After graduating, Derkacs returned home to his unit as a certified aeromedical physician assistant, where he is responsible for managing the healthcare of the unit's pilots and flight crews.
"The best part about being a flight surgeon is that you make a big impact with medical readiness and that's pretty cool," he said, adding that medical readiness is instrumental in keeping both pilots and crews fit to fly.
In addition to performing medical screenings and other tasks, Derkacs must log at least 12 flight hours every six months, like all flight crew members.

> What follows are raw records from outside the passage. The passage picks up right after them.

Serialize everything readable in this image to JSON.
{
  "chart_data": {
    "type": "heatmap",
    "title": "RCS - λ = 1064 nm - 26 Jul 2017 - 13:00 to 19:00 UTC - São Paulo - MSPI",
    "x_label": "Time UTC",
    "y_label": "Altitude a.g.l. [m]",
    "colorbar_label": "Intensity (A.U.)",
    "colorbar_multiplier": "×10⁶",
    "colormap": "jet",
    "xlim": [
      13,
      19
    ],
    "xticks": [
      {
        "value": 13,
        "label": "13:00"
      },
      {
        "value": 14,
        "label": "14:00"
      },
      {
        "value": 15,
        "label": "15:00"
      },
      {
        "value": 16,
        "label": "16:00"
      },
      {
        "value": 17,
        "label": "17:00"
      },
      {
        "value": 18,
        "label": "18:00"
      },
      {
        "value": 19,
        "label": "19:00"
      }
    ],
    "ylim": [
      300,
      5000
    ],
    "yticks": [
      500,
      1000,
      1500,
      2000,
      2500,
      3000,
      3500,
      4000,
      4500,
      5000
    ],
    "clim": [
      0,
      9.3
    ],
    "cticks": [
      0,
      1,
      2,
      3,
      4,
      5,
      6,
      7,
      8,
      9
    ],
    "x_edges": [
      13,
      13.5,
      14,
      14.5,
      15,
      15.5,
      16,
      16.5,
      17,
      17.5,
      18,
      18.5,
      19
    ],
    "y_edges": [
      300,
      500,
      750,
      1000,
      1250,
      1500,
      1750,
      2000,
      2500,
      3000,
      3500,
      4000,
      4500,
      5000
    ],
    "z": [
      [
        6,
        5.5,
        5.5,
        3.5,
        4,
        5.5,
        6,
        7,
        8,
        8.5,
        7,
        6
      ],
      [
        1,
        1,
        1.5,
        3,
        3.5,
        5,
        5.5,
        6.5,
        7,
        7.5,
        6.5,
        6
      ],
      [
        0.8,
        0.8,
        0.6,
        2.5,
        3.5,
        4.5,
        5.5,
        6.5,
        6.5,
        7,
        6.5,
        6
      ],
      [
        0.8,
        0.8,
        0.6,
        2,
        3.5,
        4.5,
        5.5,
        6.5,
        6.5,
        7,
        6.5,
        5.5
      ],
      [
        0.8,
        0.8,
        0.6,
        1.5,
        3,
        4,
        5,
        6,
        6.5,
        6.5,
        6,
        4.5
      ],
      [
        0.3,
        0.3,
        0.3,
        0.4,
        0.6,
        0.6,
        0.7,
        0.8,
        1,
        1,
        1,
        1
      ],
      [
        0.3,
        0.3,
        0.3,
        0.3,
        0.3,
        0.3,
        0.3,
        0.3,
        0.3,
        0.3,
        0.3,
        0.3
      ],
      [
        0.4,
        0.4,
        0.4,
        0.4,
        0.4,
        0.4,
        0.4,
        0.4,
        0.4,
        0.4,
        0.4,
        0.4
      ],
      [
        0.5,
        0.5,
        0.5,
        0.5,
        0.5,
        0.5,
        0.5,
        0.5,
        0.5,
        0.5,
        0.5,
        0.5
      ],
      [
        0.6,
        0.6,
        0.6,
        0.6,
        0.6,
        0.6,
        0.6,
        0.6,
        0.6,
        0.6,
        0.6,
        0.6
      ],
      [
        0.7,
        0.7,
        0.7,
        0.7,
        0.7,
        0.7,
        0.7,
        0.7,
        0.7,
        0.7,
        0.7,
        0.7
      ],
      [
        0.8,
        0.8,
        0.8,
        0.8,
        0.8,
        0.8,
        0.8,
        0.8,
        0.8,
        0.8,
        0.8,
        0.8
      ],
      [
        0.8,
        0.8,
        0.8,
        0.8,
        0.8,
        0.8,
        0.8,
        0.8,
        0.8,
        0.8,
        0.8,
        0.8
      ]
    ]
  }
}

That allows the aeromedical physician assistant to build trust with those in the unit, while also gaining a better understanding of what aviation Soldiers are exposed to inflight, said Derkacs.
"Having a physician assistant as an active crew member in the aircraft benefits our organization because it gives him a real perspective of the environment crew members operate in," said Army Capt. Thomas Westall, commander of Headquarters and Headquarters Company, 1st Battalion, 183rd Aviation Regiment. "This ultimately leads to improved aviation medical care."
For Derkacs, his time in uniform has been rewarding and filled with memorable experiences, one of which was traveling to Cambodia for a training event as part of the National Guard's State Partnership Program.
"I've been thinking lately about stuff I've done with the Guard," said Derkacs. "I've had some really cool experiences and neat opportunities presented to me lately that I've taken advantage of. [I] really appreciate the ability to do [that], because I'm a physician assistant in the Guard."